3. Ask, don’t tell (and definitely don’t yell)
Neither management nor leadership is about power, so don’t wield it over your subordinates. Even if your position allows you to give them orders you expect to be followed, be careful when and how you do so. Empowering yourself in this way disempowers your team, leading to frustration and diminished motivation.

But this point isn’t just about being polite and treating others as equals, it’s also about pushing your team forward. When someone approaches you with a problem, don’t tell them what the solution is, even if you think you know it. Instead, ask them what they think about it. This practice will build a sense of responsibility and ownership throughout the team that can only produce positive results.

4. Learn to listen
Listening isn’t just about hearing the words someone says, or even remembering them well enough to repeat them later – it’s about understanding, and that requires a certain amount of critical thinking. Even if you see things differently, it’s important to put yourself in the other person’s shoes and see their thoughts and ideas from their perspectives.

Truly listening in this manner will make you a better decision maker and make your team members feel cared for and valuable. And who knows? Perhaps listening well will lead you to the next solution or new idea.

5. Be open to new ideas
No matter how long you’ve been in your position, what experience you have or what education you acquired to get where you are today, you don’t have all the answers. In fact, lots of experience can sometimes make it more difficult to come up with new, innovative ideas yourself.

That’s why you need to be on the lookout for new ideas, wherever they may come from. The world is changing fast, and the most junior member of your team may unexpectedly come up with the best way to reach your goals. In fact, more than just recognizing good new ideas when they come along, take a moment to consider the potential of every idea you can, even if it may seem outlandish. Sometimes a small tweak based on your experience can turn an imperfect new idea into the perfect strategy.

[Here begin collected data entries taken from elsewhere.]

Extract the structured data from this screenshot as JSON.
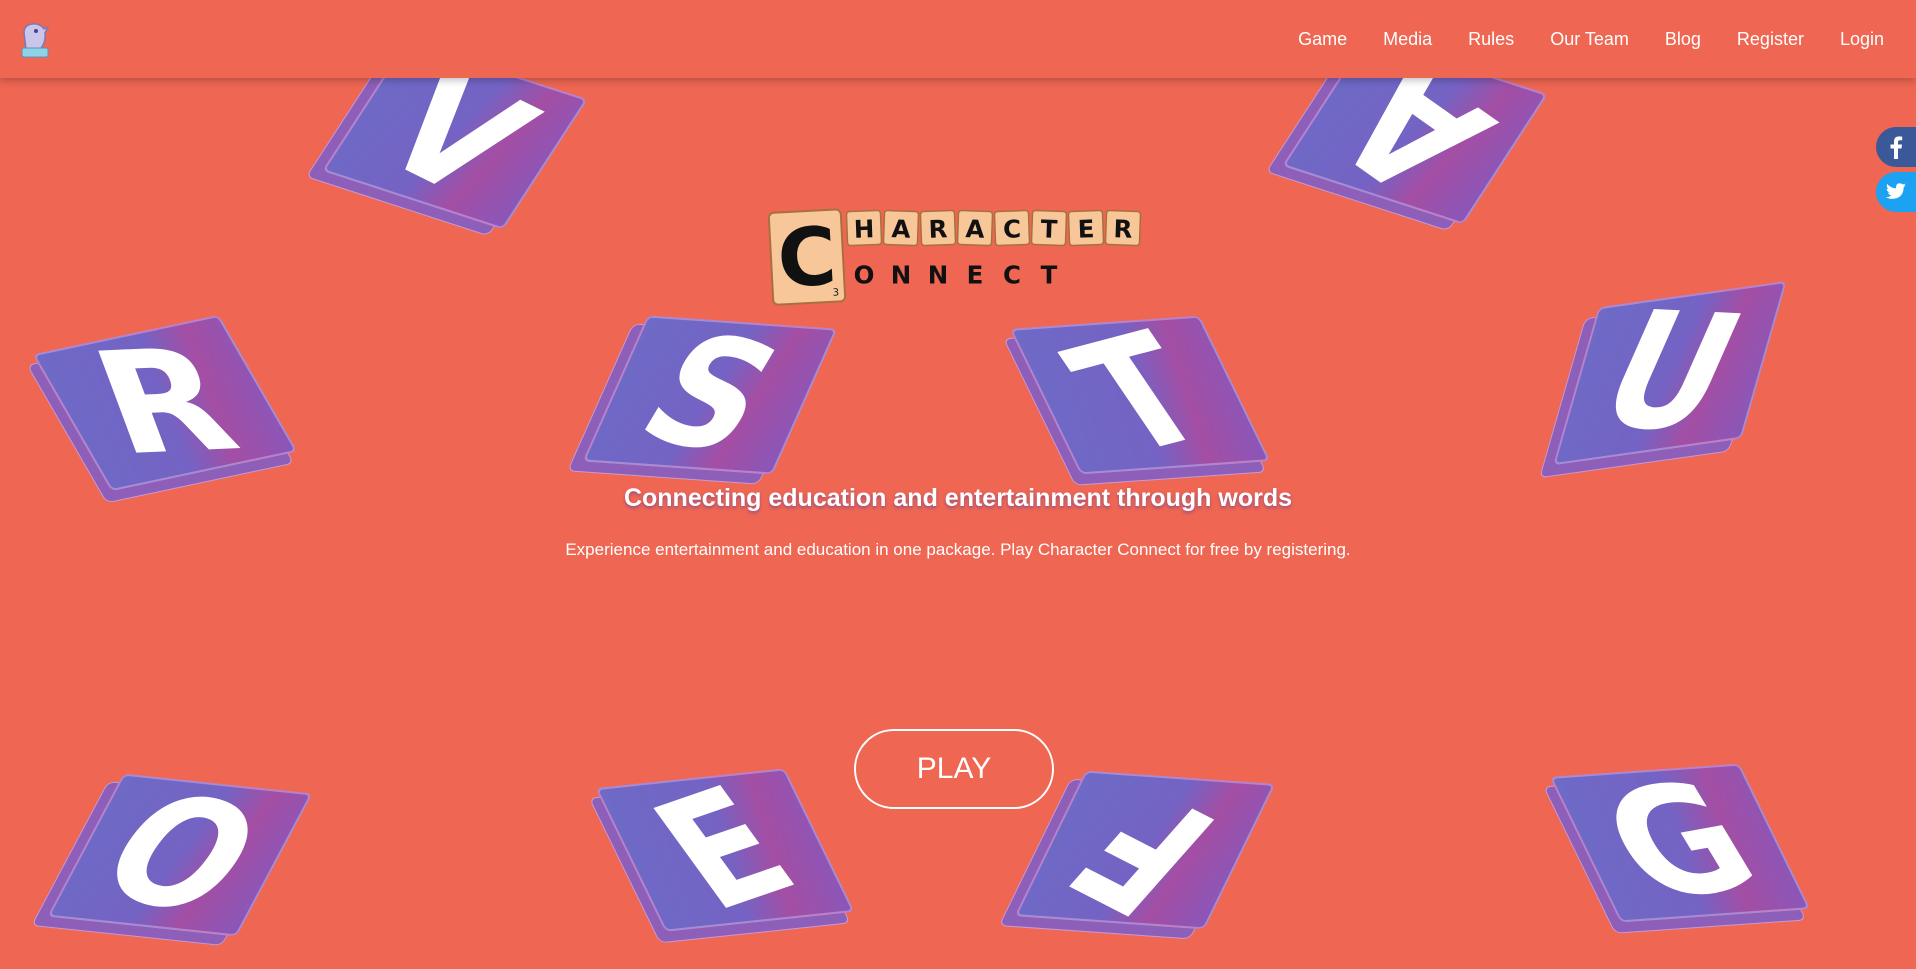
{
  "navbar": {
    "logo_icon": "bird-logo-icon",
    "links": [
      "Game",
      "Media",
      "Rules",
      "Our Team",
      "Blog",
      "Register",
      "Login"
    ]
  },
  "social": {
    "facebook_icon": "facebook-icon",
    "twitter_icon": "twitter-icon"
  },
  "hero": {
    "logo": {
      "line1_big": "C",
      "line1_rest": [
        "H",
        "A",
        "R",
        "A",
        "C",
        "T",
        "E",
        "R"
      ],
      "line2_rest": [
        "O",
        "N",
        "N",
        "E",
        "C",
        "T"
      ],
      "big_tile_number": "3"
    },
    "headline": "Connecting education and entertainment through words",
    "subtext": "Experience entertainment and education in one package. Play Character Connect for free by registering.",
    "play_button": "PLAY"
  },
  "background_tiles": [
    "V",
    "A",
    "R",
    "S",
    "T",
    "U",
    "O",
    "E",
    "F",
    "G"
  ],
  "colors": {
    "background": "#ef6653",
    "tile_purple": "#6e6ac6",
    "tile_magenta": "#a44ea4",
    "logo_tile": "#f7c79a",
    "facebook": "#3b5998",
    "twitter": "#1da1f2"
  }
}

6. When you hear a good idea, tell the whole team
More on the leadership side of this issue, when a good new idea does come along, make sure to acknowledge it publically. Give the person (or people) who came up with it some recognition, or even a visible role to play in implementing it.

These things foster a sense of ownership and value, encourage engagement and lead to better practical results for the business.

7. Ask for advice
As we’ve already discussed, or at least hinted at, you don’t have all the answers, and you aren’t alone; you’re surrounded by an entire team of (hopefully) motivated professionals all working toward the same goals. Even when you think you know what to do, and especially if there is any doubt in your mind, ask for advice from whoever you can.

Seeing a diversity of opinions and possibilities will help guarantee that you make the best possible decision when the time comes while giving everyone a stake in whatever decision you do make.

8. Give examples
There’s no better way to lead, or manage, than showing your team what success looks like. On a practical level, that means directing them to examples in other companies or of previous initiatives within your own to give them some idea of what they’re aiming for. On a more philosophical level, you should also set an example for them, but conducting yourself as you expect them to.
Clarity is the holy grail of communication. Without the clarity of a clear example, misunderstandings may arise and conflict could even emerge as each instinctively interprets ideas and instructions in their own way. Examples help keep everyone on the same page.

We could talk about all kinds of different skills, but in this article we chose 8 of the most important strategies for management and leadership.